Description. Vietnamese white pine is an evergreen coniferous species of tree that grows to mature heights of 50 to 80 feet (15 - 25 m), occasionally to 150 feet (45 m) tall with a trunk up 24 to 40 inches (60-100 cm) in diameter, measured at breast height. The tree's crown is conical, somewhat open.
Branching is mainly horizontal with sparse foliage concentrated toward the tips. Twigs are reddish brown in color, hairless to densely hairy, with a waxy coating.
Bark. is light gray in color, flaking in reddish brown scales, becoming shallowly furrowed between small blocks. Young trees have resinous, longitudinally fissured bark.
Leaves (needles) are borne in fascicles of 5, Blue green in color, thin and flexible, measuring 1.6 to 4 inches (4 - 10 cm) long. Individual needles have lines of stomata only on the inner faces, an undivided mid-vein, two resin canals touching the epidermis of the outer face and occasionally a third resin canal touching the epidermis of one or the other inner face near the needle juncture. They are held on the tree for 2 to 3 years. Sheaths measure 0.4 to 0.6 inch and shed early after needle push.
Pollen cones measure around 0.8 inch (20 mm) long, colored purple.

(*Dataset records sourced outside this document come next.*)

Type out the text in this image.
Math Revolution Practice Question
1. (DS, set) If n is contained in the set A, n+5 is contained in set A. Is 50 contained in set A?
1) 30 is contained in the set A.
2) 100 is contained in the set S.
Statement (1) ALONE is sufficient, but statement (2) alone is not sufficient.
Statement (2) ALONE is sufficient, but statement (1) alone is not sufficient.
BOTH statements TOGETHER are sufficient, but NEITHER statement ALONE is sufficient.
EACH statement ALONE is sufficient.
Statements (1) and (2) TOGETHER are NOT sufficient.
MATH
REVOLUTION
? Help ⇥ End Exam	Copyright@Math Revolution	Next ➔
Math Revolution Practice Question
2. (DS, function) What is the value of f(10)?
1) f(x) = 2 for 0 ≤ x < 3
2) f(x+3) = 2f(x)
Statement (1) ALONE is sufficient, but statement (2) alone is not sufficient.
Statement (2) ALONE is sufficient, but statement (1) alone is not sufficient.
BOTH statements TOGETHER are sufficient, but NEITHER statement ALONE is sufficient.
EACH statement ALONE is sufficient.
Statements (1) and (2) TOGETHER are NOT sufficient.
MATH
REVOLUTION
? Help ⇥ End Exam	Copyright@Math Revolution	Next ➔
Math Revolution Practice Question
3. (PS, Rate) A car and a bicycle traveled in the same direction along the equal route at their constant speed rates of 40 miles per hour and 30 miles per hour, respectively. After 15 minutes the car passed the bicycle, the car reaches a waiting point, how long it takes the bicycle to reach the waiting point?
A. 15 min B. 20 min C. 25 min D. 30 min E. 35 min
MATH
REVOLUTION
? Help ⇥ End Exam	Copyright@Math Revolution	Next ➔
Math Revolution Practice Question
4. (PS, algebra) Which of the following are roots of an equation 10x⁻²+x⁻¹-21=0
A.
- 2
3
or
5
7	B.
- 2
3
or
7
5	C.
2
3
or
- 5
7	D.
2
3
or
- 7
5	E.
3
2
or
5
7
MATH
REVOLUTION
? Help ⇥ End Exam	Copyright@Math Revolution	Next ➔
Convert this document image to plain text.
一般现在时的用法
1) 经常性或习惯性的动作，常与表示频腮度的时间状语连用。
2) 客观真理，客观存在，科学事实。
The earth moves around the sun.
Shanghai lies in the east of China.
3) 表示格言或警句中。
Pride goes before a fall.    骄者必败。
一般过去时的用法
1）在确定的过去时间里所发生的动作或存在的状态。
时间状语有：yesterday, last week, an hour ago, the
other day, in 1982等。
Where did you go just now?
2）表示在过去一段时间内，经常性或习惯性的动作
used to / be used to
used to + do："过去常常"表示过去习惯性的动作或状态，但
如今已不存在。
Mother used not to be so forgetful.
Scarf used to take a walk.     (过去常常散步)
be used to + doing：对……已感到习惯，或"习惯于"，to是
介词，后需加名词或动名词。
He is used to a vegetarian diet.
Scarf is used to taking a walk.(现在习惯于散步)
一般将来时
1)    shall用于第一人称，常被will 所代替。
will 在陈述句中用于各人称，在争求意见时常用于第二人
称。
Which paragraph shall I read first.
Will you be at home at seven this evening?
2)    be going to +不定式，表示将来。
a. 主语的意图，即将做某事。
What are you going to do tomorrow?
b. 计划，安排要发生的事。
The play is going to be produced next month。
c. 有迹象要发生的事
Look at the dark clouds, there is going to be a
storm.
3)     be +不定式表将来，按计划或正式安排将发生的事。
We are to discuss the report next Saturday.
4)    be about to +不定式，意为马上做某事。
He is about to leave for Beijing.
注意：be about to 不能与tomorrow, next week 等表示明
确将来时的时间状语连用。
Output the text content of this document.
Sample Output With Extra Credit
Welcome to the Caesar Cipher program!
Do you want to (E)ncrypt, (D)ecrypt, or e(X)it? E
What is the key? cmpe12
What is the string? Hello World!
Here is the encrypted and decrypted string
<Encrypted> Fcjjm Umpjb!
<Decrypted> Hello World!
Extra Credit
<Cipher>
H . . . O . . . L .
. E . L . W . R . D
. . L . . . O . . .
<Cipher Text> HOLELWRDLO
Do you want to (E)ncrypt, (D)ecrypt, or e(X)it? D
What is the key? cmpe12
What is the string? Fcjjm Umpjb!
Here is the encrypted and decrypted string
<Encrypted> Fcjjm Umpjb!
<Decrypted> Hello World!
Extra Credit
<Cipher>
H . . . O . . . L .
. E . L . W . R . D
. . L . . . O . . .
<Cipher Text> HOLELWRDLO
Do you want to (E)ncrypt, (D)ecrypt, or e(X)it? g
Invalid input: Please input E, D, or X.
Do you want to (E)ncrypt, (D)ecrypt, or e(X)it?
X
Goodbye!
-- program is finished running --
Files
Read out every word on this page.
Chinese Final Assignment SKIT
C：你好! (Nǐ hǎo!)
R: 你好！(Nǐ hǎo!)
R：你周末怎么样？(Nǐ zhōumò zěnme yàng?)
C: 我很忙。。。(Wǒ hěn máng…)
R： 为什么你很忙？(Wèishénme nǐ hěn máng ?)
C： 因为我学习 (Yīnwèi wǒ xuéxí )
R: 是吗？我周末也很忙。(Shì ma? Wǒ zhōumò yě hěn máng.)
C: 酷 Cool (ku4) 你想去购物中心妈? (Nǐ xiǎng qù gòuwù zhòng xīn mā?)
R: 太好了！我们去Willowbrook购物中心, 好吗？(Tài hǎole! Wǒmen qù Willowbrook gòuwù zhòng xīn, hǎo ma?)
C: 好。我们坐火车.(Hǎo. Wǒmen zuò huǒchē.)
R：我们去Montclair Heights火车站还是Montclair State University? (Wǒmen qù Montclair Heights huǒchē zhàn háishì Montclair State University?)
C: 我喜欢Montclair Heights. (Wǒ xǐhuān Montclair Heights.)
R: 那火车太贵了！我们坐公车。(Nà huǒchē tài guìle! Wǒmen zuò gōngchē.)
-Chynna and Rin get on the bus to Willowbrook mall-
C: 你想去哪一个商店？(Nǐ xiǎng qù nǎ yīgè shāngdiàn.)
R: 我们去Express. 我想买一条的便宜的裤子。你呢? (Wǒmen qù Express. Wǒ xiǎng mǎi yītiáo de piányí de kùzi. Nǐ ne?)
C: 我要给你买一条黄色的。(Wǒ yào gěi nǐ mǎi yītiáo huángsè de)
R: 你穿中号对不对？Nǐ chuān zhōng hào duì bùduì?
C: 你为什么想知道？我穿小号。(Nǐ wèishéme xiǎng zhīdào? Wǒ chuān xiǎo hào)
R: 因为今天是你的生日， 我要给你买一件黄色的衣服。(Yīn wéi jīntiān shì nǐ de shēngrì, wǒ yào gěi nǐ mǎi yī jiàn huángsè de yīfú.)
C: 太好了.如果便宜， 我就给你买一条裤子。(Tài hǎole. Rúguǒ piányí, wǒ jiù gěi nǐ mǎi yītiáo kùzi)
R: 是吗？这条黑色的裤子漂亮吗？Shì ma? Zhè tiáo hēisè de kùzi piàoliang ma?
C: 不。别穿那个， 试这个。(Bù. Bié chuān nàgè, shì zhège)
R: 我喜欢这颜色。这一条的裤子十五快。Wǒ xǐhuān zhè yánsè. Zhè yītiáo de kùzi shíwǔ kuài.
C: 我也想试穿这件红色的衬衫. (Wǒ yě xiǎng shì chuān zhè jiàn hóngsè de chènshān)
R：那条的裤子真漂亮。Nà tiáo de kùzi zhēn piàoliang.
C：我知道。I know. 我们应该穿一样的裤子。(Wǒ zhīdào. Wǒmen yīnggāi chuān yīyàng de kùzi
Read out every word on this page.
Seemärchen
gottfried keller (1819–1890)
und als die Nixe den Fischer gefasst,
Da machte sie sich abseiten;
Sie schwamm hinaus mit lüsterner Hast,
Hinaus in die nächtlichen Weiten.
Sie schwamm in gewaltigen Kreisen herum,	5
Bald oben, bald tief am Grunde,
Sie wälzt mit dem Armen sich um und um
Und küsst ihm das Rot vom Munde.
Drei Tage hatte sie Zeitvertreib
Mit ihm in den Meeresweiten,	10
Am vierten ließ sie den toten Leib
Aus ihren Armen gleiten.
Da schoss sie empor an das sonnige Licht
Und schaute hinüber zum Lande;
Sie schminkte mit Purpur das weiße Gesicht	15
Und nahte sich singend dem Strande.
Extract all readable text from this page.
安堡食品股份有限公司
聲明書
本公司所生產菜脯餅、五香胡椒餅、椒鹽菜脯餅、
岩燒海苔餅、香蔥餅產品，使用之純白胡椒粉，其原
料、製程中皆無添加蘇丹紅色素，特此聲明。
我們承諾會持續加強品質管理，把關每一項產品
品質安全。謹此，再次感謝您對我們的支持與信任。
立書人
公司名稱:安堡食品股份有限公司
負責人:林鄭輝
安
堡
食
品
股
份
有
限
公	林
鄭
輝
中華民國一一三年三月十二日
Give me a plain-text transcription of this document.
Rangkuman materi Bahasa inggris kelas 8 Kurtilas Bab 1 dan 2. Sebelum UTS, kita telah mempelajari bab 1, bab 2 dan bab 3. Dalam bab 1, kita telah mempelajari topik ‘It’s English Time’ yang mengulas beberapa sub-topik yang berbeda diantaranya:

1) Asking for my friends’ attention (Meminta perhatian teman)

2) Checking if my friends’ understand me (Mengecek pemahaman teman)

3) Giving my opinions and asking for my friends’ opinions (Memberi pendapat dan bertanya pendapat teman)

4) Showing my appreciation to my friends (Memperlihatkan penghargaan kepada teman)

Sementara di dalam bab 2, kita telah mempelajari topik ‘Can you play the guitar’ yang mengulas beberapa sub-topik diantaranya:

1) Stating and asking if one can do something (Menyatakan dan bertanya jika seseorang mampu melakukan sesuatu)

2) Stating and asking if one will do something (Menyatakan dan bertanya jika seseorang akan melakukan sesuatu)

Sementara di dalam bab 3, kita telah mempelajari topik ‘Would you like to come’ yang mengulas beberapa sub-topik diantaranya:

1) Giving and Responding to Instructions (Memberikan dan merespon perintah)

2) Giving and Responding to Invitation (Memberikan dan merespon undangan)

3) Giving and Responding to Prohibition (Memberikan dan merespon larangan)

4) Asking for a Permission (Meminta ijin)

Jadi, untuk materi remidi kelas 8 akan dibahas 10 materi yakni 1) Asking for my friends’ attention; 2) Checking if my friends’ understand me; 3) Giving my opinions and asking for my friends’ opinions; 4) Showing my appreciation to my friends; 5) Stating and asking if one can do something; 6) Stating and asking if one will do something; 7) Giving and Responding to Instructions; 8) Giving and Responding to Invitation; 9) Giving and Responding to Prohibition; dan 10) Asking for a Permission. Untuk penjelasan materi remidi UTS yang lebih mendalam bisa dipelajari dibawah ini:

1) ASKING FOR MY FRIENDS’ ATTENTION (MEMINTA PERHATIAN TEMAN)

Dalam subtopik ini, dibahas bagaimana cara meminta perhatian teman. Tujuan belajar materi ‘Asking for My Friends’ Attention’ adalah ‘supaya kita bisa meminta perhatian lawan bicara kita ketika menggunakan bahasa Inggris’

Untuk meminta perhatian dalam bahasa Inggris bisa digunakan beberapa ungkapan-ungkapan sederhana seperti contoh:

Seed cones, comprised of around 75 seed scales are colored green before maturing to light brown. Cones measure 4.2 to 6.4 inches (10.5 - 16 cm) long, cylindrical shaped and tapering toward the apex. Once mature, they open widely, shedding seed then falling soon thereafter with stout 2 inch (5 cm) long peduncle attached. Cones begin to mature in February and March and reach maturity in October to December.
Seed scales are thin, straight, flexible and paddle-shaped, thickening somewhat toward the exposed part. They are somewhat cupped, ending in a narrow, diamond-shaped umbo.
Seeds ovate, brown, 0.24 to 0.32 inch (6 - 8 mm) long with an attached wing measuring 0.6 to 0.8 inch(15 - 20 mm) long.
This pine resembles Pinus wallichiana and P. strobus, but according to Dr. Ferré, its pollen characteristics are different and it has been collected in only two localities, far away from both other pines. Aljos Farjon adds, "due to the scant material available to botanists, this species still awaits verification of its taxonomic status"
Distribution. This species is native to the highlands of central Vietnam — Thua Thien Hue (Phu Loc), Kon Tum (Ngoc Linh), Gia Lai (Kon Ka Kinh NR), Dac Lac (Chu Yang Sing and other massifs), Lam Dong, (BiDoup mountain), Ninh Thuan (Phuoc Binh); also found in Laos — the southern part of the Nakai Nam Theun protected area, growing on shallow, infertile soils at elevations of 5,000 to 8,000 feet (1,500 to 2,500 m) above sea level. This conifer is typically found in either pure stands or, more commonly in mixed confer-hardwood forests. Hardy to USDA Zone 9, cold hardiness limit between 20° and 30°F (-6.6° and -1.1°C).